Children love these stories about a little bear filled with fluff and his friends because these animals are filled with more than stuffing.  They are also filled with curiosity, imagination, and a fascination for the world around them.  They are simple; they are pure love; they are children.

And although these characters were beautifully drawn with descriptive words and endearing stories, they were also beautifully drawn. 

The original illustrator of Milne’s stories, E. H. Shepard, captured the childlike qualities of these characters with his simply drawn images.

There is no color.  Instead, the animals are softly sketched in line drawings.  Although seemingly plain in its presentation, the pencil drawn pages are reminiscent of a child’s drawing.  So that Pooh becomes more than a bear outlined in subtle strokes of pencil, he becomes a child’s creation.
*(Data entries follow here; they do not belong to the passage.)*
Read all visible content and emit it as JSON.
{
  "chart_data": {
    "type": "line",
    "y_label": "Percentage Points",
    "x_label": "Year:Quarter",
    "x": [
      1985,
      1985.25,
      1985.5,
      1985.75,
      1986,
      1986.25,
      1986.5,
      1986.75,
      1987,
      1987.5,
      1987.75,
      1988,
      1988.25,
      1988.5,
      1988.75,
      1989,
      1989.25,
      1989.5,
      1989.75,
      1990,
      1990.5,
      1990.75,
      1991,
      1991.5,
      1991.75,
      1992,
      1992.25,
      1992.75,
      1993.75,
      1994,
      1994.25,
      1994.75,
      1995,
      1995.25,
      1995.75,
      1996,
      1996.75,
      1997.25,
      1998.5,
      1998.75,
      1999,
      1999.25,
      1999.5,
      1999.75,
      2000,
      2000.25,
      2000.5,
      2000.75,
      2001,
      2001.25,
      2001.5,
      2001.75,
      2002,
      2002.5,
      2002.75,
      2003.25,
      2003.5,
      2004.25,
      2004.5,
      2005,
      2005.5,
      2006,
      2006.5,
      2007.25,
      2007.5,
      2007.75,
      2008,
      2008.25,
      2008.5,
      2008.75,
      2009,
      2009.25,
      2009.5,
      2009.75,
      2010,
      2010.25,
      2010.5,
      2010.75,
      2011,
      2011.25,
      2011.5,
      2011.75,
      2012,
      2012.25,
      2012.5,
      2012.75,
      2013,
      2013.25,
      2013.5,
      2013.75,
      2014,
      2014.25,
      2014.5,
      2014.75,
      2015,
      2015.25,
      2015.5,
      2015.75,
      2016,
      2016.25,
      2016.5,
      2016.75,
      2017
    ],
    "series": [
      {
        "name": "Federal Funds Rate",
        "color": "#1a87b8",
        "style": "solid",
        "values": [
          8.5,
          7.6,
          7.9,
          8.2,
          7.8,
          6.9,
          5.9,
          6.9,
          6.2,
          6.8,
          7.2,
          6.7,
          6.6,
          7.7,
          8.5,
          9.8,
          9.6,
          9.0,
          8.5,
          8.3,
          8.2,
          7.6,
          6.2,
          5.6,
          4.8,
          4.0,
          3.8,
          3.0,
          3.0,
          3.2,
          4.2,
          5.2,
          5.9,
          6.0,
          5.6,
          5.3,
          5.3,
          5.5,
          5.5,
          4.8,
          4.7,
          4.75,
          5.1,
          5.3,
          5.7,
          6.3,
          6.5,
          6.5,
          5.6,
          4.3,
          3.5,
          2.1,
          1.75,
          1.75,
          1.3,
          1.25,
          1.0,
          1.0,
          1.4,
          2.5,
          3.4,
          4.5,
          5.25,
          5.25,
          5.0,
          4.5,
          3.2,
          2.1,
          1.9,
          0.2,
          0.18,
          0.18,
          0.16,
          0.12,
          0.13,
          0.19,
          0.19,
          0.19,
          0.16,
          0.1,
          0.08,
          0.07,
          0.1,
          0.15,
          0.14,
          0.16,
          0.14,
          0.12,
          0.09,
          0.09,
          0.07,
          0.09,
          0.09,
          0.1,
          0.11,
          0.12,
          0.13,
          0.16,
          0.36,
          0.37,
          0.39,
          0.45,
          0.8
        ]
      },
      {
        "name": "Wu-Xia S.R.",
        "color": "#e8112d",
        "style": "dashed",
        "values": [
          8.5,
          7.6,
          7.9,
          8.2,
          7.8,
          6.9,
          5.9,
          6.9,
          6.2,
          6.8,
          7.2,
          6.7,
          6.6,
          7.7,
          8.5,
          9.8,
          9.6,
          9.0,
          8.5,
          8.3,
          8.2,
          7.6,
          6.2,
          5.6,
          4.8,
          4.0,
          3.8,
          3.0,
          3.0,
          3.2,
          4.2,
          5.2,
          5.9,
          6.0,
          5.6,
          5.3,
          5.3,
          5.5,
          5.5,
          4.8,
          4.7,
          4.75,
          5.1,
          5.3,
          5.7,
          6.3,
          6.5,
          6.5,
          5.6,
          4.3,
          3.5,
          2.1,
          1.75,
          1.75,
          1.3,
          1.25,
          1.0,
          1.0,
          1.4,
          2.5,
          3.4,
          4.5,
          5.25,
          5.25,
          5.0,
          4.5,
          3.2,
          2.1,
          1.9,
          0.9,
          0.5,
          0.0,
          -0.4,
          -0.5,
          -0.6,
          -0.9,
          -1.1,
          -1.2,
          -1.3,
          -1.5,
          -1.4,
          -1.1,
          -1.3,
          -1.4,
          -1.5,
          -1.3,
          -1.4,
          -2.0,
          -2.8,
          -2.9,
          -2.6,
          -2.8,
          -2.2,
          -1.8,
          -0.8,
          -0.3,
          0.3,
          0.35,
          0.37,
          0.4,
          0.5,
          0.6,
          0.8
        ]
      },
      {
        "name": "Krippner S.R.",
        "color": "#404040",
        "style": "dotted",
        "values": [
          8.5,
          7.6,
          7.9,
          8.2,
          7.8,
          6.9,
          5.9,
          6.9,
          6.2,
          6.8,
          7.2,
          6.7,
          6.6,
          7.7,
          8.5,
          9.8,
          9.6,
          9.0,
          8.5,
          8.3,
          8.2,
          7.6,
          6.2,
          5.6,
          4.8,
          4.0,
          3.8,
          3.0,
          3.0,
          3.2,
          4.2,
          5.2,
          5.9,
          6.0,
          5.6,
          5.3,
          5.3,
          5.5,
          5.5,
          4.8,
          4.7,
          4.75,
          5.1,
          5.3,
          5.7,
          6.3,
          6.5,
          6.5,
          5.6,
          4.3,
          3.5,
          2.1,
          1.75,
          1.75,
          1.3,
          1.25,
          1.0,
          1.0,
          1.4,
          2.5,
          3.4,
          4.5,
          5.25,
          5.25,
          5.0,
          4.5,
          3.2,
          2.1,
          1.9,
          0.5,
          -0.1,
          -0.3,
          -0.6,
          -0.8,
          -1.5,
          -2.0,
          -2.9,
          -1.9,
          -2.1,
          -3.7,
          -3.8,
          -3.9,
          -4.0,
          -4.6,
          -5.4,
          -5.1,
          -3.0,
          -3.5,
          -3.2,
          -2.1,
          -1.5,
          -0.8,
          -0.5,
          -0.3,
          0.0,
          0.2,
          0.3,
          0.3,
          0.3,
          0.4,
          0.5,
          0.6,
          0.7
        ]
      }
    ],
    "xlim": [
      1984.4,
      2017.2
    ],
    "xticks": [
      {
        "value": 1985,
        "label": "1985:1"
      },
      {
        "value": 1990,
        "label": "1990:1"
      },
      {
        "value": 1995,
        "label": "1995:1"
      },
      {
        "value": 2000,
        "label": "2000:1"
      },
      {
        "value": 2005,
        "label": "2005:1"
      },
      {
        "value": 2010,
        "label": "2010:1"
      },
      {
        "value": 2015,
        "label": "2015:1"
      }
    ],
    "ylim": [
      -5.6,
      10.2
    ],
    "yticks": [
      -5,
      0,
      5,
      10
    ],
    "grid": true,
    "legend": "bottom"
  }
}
The lack of color doesn’t dim the images instead eliminating the distraction of bright hues highlights and brings attention to the detail of carefully crosshatched and staccato strokes.  The uncomplicated lines and gently and deeply shaded outlines reveal the animals’ simplicity and innocence while hinting at the depth of their emotion.

Since the first image of Winnie-the-Pooh was published in 1924, he has undergone several alterations in his appearance over the years.  In 1930, Stephen Slesinger purchased the trade rights from Milne and soon the Hundred Acre Wood was washed in the soft and diffused colors picked from a pastel palette.  Then in 1961, the rights were licensed to Disney who painted the friends’ world in vibrant colors.

Each iteration only ferments the image of Pooh in readers’ minds and that image is one of kindness, love and friendship in the shape of a round-bellied bear brought to life with beautiful illustrations.

As a writer of fiction, I must depend upon only words to capture my own mental images and meaning.  So I not only admire but also I am grateful to these artists who through their drawings give stories added texture and dimension.

And so I say RIP Maurice Sendak—a man who was able to not only write the words but to also bring them beautifully to life with drawings and images reminding us all that truly “pictures are worth a thousand words.”